Em um mercado dinâmico, o crédito é vital para empresas de todos os portes. Mas, por trás das oportunidades, há um labirinto de questões legais que podem gerar muita dor de cabeça. Nesta coluna, vamos desmistificar os aspectos jurídicos do crédito empresarial, oferecendo um guia prático para você tomar decisões informadas e seguras.

Formas de crédito empresarial

As operações de crédito empresarial podem ocorrer de diferentes formas, cada uma com suas particularidades e aplicações:

Empréstimos bancários: Regidos pelo Código Civil (Lei nº 10.406/2002) e por normas do Banco Central do Brasil (Resolução CMN nº 4.606/2017), são contratos nos quais uma instituição financeira concede recursos a uma empresa, com obrigação de devolução acrescida de juros. São ideais para investimentos em expansão ou aquisição de novos equipamentos, embora exijam garantias e uma rigorosa análise de crédito.

Antecipação de recebíveis: Inclui operações como desconto de duplicatas e factoring, regidas pelo Código Civil (art. 296 a 298) e pela Lei nº 9.249/1995. Essa modalidade permite a liberação rápida de recursos, sendo excelente para empresas que precisam de fluxo de caixa imediato. No entanto, suas taxas de juros costumam ser mais elevadas e há necessidade de haver recebíveis para antecipar.

Financiamentos: Voltados à aquisição de bens de capital ou imóveis, geralmente atrelados a garantias reais. Regidos pelo Código Civil e outras normativas específicas, oferecem prazos longos e a possibilidade de financiar bens de alto valor. No entanto, envolvem maior burocracia e exigem garantias reais.

Crédito rotativo e capital de giro: Linhas utilizadas para suprir necessidades de fluxo de caixa, sujeitas à regulamentação do Conselho Monetário Nacional (CMN). Proporcionam flexibilidade e disponibilidade imediata, sendo ideais para cobrir despesas emergenciais. Contudo, possuem juros elevados e risco de endividamento excessivo.

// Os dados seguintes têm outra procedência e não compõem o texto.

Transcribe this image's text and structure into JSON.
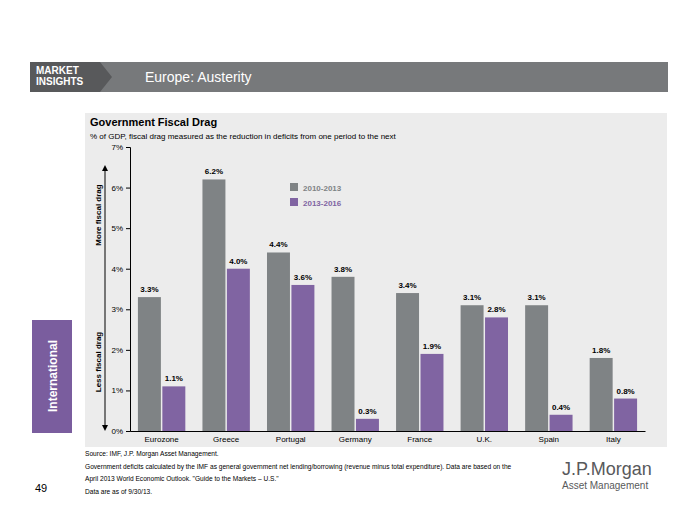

Contratos de crédito: elementos essenciais

Todo contrato de crédito deve conter alguns elementos essenciais para sua validade e eficácia:

Identificação das partes: Nome, CNPJ e qualificações do tomador e do credor. Essencial para evitar fraudes e garantir a segurança jurídica.

Objeto: O valor concedido, sua destinação e a forma de pagamento. Definir claramente esses aspectos evita problemas futuros.

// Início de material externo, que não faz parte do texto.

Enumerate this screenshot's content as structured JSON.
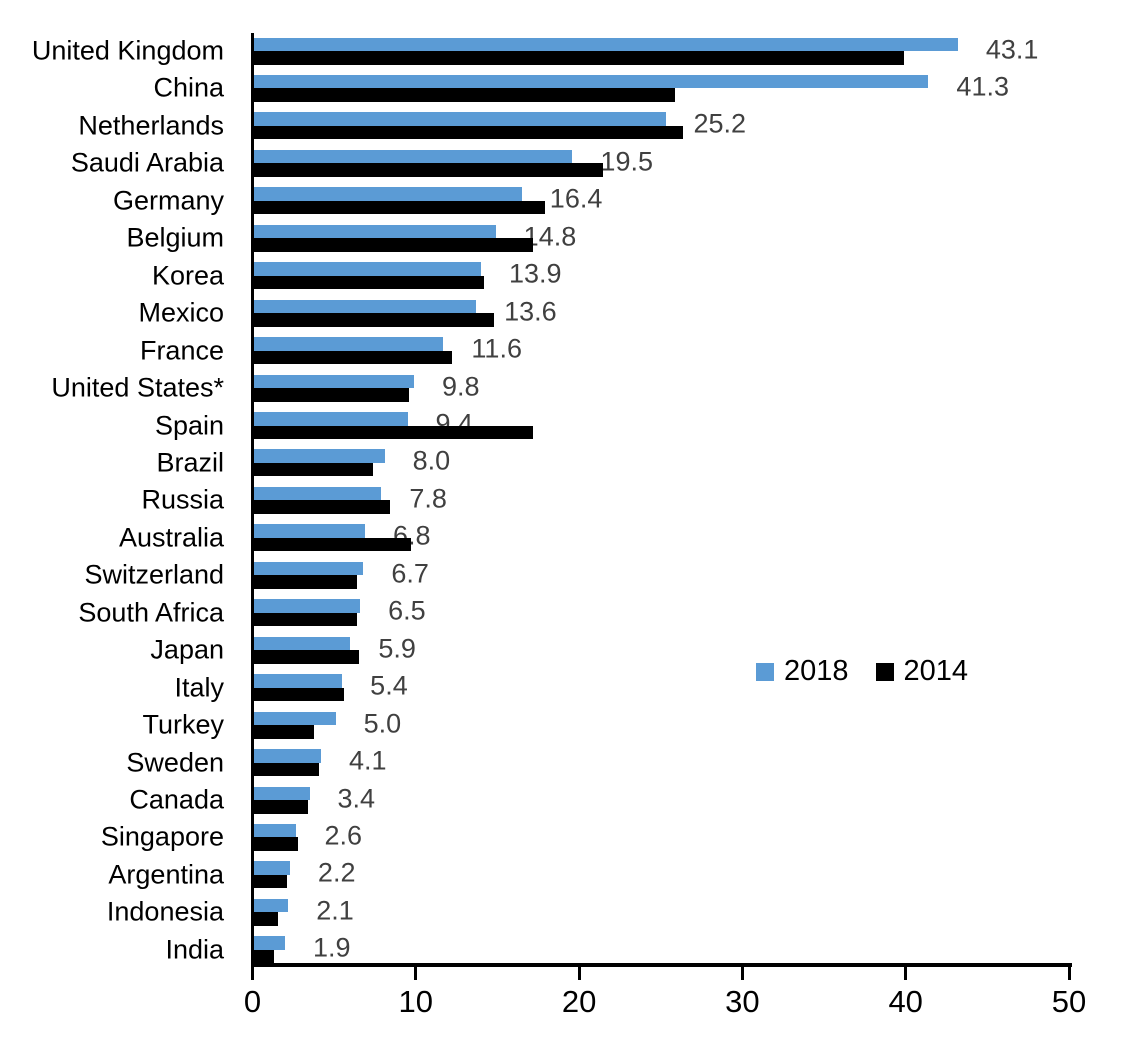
{
  "chart_data": {
    "type": "bar",
    "orientation": "horizontal",
    "title": "",
    "xlabel": "",
    "ylabel": "",
    "xlim": [
      0,
      50
    ],
    "x_ticks": [
      0,
      10,
      20,
      30,
      40,
      50
    ],
    "grid": false,
    "legend_position": "middle-right",
    "categories": [
      "United Kingdom",
      "China",
      "Netherlands",
      "Saudi Arabia",
      "Germany",
      "Belgium",
      "Korea",
      "Mexico",
      "France",
      "United States*",
      "Spain",
      "Brazil",
      "Russia",
      "Australia",
      "Switzerland",
      "South Africa",
      "Japan",
      "Italy",
      "Turkey",
      "Sweden",
      "Canada",
      "Singapore",
      "Argentina",
      "Indonesia",
      "India"
    ],
    "series": [
      {
        "name": "2018",
        "color": "#5B9BD5",
        "values": [
          43.1,
          41.3,
          25.2,
          19.5,
          16.4,
          14.8,
          13.9,
          13.6,
          11.6,
          9.8,
          9.4,
          8.0,
          7.8,
          6.8,
          6.7,
          6.5,
          5.9,
          5.4,
          5.0,
          4.1,
          3.4,
          2.6,
          2.2,
          2.1,
          1.9
        ]
      },
      {
        "name": "2014",
        "color": "#000000",
        "values": [
          39.8,
          25.8,
          26.3,
          21.4,
          17.8,
          17.1,
          14.1,
          14.7,
          12.1,
          9.5,
          17.1,
          7.3,
          8.3,
          9.6,
          6.3,
          6.3,
          6.4,
          5.5,
          3.7,
          4.0,
          3.3,
          2.7,
          2.0,
          1.5,
          1.2
        ]
      }
    ],
    "data_labels": [
      "43.1",
      "41.3",
      "25.2",
      "19.5",
      "16.4",
      "14.8",
      "13.9",
      "13.6",
      "11.6",
      "9.8",
      "9.4",
      "8.0",
      "7.8",
      "6.8",
      "6.7",
      "6.5",
      "5.9",
      "5.4",
      "5.0",
      "4.1",
      "3.4",
      "2.6",
      "2.2",
      "2.1",
      "1.9"
    ],
    "data_label_color": "#404040",
    "axis_color": "#000000"
  }
}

Prazo e juros: O prazo de pagamento deve ser claro, bem como a taxa de juros aplicável, respeitando o limite legal (Súmula 596 do STF: não se aplicam as limitações da Lei da Usura às instituições financeiras).

Garantias: Hipoteca, penhor, alienação fiduciária ou fiança, conforme os artigos 818 a 853 do Código Civil.

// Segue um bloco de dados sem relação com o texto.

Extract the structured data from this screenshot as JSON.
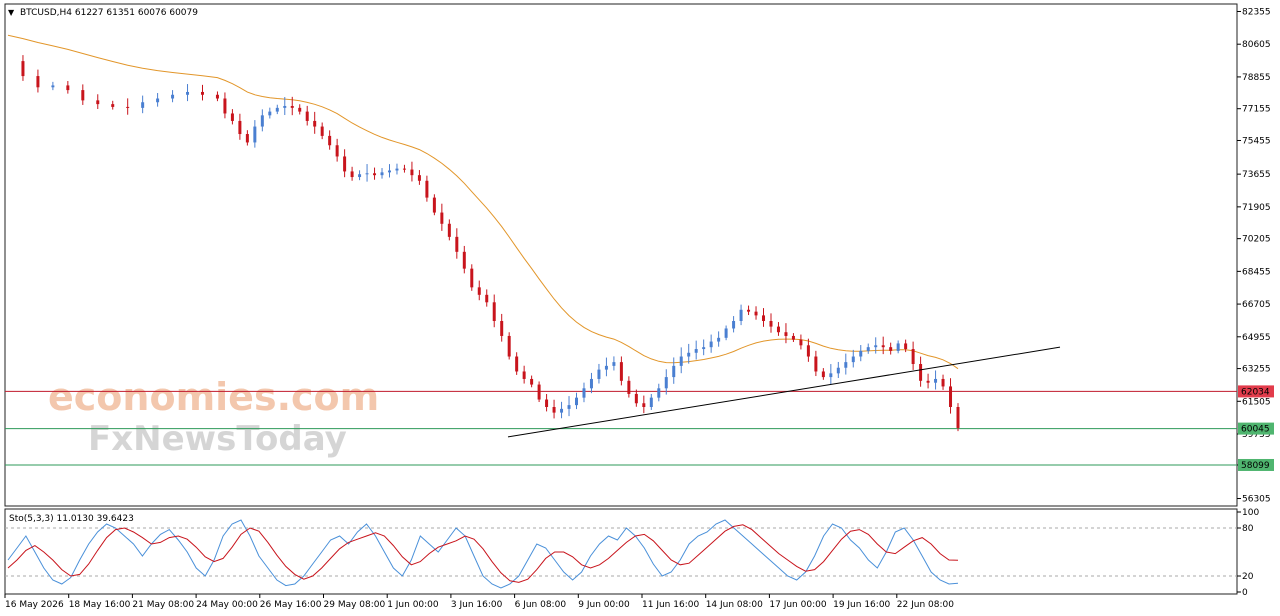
{
  "chart_data": {
    "type": "candlestick",
    "symbol_header": "BTCUSD,H4  61227 61351 60076 60079",
    "price_axis": {
      "ticks": [
        "82355",
        "80605",
        "78855",
        "77155",
        "75455",
        "73655",
        "71905",
        "70205",
        "68455",
        "66705",
        "64955",
        "63255",
        "61505",
        "59755",
        "58099",
        "56305"
      ],
      "ylim": [
        55905,
        82755
      ]
    },
    "time_axis": {
      "ticks": [
        "16 May 2026",
        "18 May 16:00",
        "21 May 08:00",
        "24 May 00:00",
        "26 May 16:00",
        "29 May 08:00",
        "1 Jun 00:00",
        "3 Jun 16:00",
        "6 Jun 08:00",
        "9 Jun 00:00",
        "11 Jun 16:00",
        "14 Jun 08:00",
        "17 Jun 00:00",
        "19 Jun 16:00",
        "22 Jun 08:00"
      ]
    },
    "horizontal_levels": [
      {
        "value": 62034,
        "label": "62034",
        "color": "#c0192b"
      },
      {
        "value": 60045,
        "label": "60045",
        "color": "#2e9a5a"
      },
      {
        "value": 58099,
        "label": "58099",
        "color": "#2e9a5a"
      }
    ],
    "close_path": [
      [
        0,
        79700
      ],
      [
        4,
        78900
      ],
      [
        8,
        78300
      ],
      [
        12,
        78400
      ],
      [
        16,
        78150
      ],
      [
        20,
        77600
      ],
      [
        24,
        77400
      ],
      [
        28,
        77250
      ],
      [
        32,
        77200
      ],
      [
        36,
        77500
      ],
      [
        40,
        77700
      ],
      [
        44,
        77900
      ],
      [
        48,
        78050
      ],
      [
        52,
        77900
      ],
      [
        56,
        77700
      ],
      [
        58,
        76900
      ],
      [
        60,
        76500
      ],
      [
        62,
        75800
      ],
      [
        64,
        75350
      ],
      [
        66,
        76200
      ],
      [
        68,
        76800
      ],
      [
        70,
        77000
      ],
      [
        72,
        77200
      ],
      [
        74,
        77300
      ],
      [
        76,
        77200
      ],
      [
        78,
        77000
      ],
      [
        80,
        76500
      ],
      [
        82,
        76200
      ],
      [
        84,
        75700
      ],
      [
        86,
        75200
      ],
      [
        88,
        74600
      ],
      [
        90,
        73800
      ],
      [
        92,
        73500
      ],
      [
        94,
        73650
      ],
      [
        96,
        73700
      ],
      [
        98,
        73600
      ],
      [
        100,
        73750
      ],
      [
        102,
        73850
      ],
      [
        104,
        73950
      ],
      [
        106,
        73900
      ],
      [
        108,
        73600
      ],
      [
        110,
        73300
      ],
      [
        112,
        72400
      ],
      [
        114,
        71600
      ],
      [
        116,
        71000
      ],
      [
        118,
        70300
      ],
      [
        120,
        69500
      ],
      [
        122,
        68600
      ],
      [
        124,
        67600
      ],
      [
        126,
        67200
      ],
      [
        128,
        66800
      ],
      [
        130,
        65800
      ],
      [
        132,
        65000
      ],
      [
        134,
        63900
      ],
      [
        136,
        63100
      ],
      [
        138,
        62700
      ],
      [
        140,
        62400
      ],
      [
        142,
        61600
      ],
      [
        144,
        61200
      ],
      [
        146,
        60900
      ],
      [
        148,
        61100
      ],
      [
        150,
        61300
      ],
      [
        152,
        61700
      ],
      [
        154,
        62200
      ],
      [
        156,
        62700
      ],
      [
        158,
        63200
      ],
      [
        160,
        63400
      ],
      [
        162,
        63600
      ],
      [
        164,
        62600
      ],
      [
        166,
        61900
      ],
      [
        168,
        61400
      ],
      [
        170,
        61200
      ],
      [
        172,
        61700
      ],
      [
        174,
        62200
      ],
      [
        176,
        62800
      ],
      [
        178,
        63400
      ],
      [
        180,
        63900
      ],
      [
        182,
        64100
      ],
      [
        184,
        64300
      ],
      [
        186,
        64400
      ],
      [
        188,
        64700
      ],
      [
        190,
        64900
      ],
      [
        192,
        65400
      ],
      [
        194,
        65800
      ],
      [
        196,
        66400
      ],
      [
        198,
        66300
      ],
      [
        200,
        66100
      ],
      [
        202,
        65800
      ],
      [
        204,
        65500
      ],
      [
        206,
        65200
      ],
      [
        208,
        65000
      ],
      [
        210,
        64800
      ],
      [
        212,
        64500
      ],
      [
        214,
        63900
      ],
      [
        216,
        63100
      ],
      [
        218,
        62800
      ],
      [
        220,
        63000
      ],
      [
        222,
        63300
      ],
      [
        224,
        63600
      ],
      [
        226,
        63900
      ],
      [
        228,
        64200
      ],
      [
        230,
        64400
      ],
      [
        232,
        64500
      ],
      [
        234,
        64400
      ],
      [
        236,
        64200
      ],
      [
        238,
        64600
      ],
      [
        240,
        64300
      ],
      [
        242,
        63500
      ],
      [
        244,
        62600
      ],
      [
        246,
        62500
      ],
      [
        248,
        62700
      ],
      [
        250,
        62300
      ],
      [
        252,
        61200
      ],
      [
        254,
        60079
      ]
    ],
    "trendline": [
      [
        0,
        59600
      ],
      [
        556,
        64400
      ]
    ],
    "stochastic": {
      "label": "Sto(5,3,3) 11.0130 39.6423",
      "k_value": "11.0130",
      "d_value": "39.6423",
      "levels": [
        "100",
        "80",
        "20",
        "0"
      ],
      "ylim": [
        0,
        100
      ],
      "k_series": [
        40,
        55,
        70,
        50,
        30,
        15,
        10,
        18,
        40,
        60,
        75,
        85,
        80,
        70,
        60,
        45,
        60,
        72,
        78,
        65,
        50,
        30,
        20,
        40,
        70,
        85,
        90,
        70,
        45,
        30,
        15,
        8,
        10,
        20,
        35,
        50,
        65,
        70,
        60,
        75,
        85,
        70,
        50,
        30,
        20,
        40,
        70,
        60,
        50,
        65,
        80,
        70,
        45,
        20,
        10,
        5,
        10,
        20,
        40,
        60,
        55,
        40,
        25,
        15,
        25,
        45,
        60,
        70,
        65,
        80,
        70,
        55,
        35,
        20,
        25,
        40,
        60,
        70,
        75,
        85,
        90,
        80,
        70,
        60,
        50,
        40,
        30,
        20,
        15,
        25,
        45,
        70,
        85,
        80,
        65,
        55,
        40,
        30,
        50,
        75,
        80,
        65,
        45,
        25,
        15,
        10,
        11
      ],
      "d_series": [
        30,
        40,
        52,
        58,
        50,
        40,
        28,
        20,
        22,
        35,
        52,
        68,
        78,
        80,
        75,
        68,
        60,
        62,
        68,
        70,
        66,
        56,
        44,
        38,
        42,
        56,
        72,
        80,
        76,
        62,
        46,
        32,
        22,
        16,
        20,
        30,
        42,
        54,
        62,
        66,
        70,
        74,
        70,
        58,
        44,
        34,
        38,
        48,
        56,
        60,
        64,
        70,
        66,
        54,
        38,
        24,
        14,
        12,
        16,
        28,
        42,
        50,
        50,
        44,
        34,
        30,
        34,
        42,
        52,
        62,
        70,
        72,
        64,
        52,
        40,
        34,
        36,
        46,
        56,
        66,
        76,
        82,
        84,
        78,
        68,
        58,
        48,
        40,
        32,
        26,
        28,
        38,
        52,
        66,
        76,
        78,
        72,
        60,
        50,
        48,
        56,
        64,
        68,
        60,
        48,
        40,
        39.6
      ]
    }
  },
  "watermark": {
    "line1": "economies.com",
    "line2": "FxNewsToday"
  }
}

Condições de inadimplência: Penalidades aplicáveis em caso de não pagamento, incluindo multas e encargos moratórios.

Garantias no crédito empresarial

As garantias são fundamentais para mitigar o risco da operação e podem ser classificadas em:

Garantias reais: A empresa oferece bens como garantia, incluindo:

  • Hipoteca (art. 1.473 do Código Civil): Aplicável a bens imóveis.

  • Penhor (art. 1.431 do Código Civil): Usado para bens móveis e estoques.

  • Alienação fiduciária (Lei nº 4.728/1965 e Decreto-Lei nº 911/1969): Transferência da propriedade ao credor até a quitação da dívida.

Garantias pessoais: Baseadas na responsabilidade de terceiros:

  • Fiança (art. 818 do Código Civil): Um terceiro assume a dívida caso o tomador não pague.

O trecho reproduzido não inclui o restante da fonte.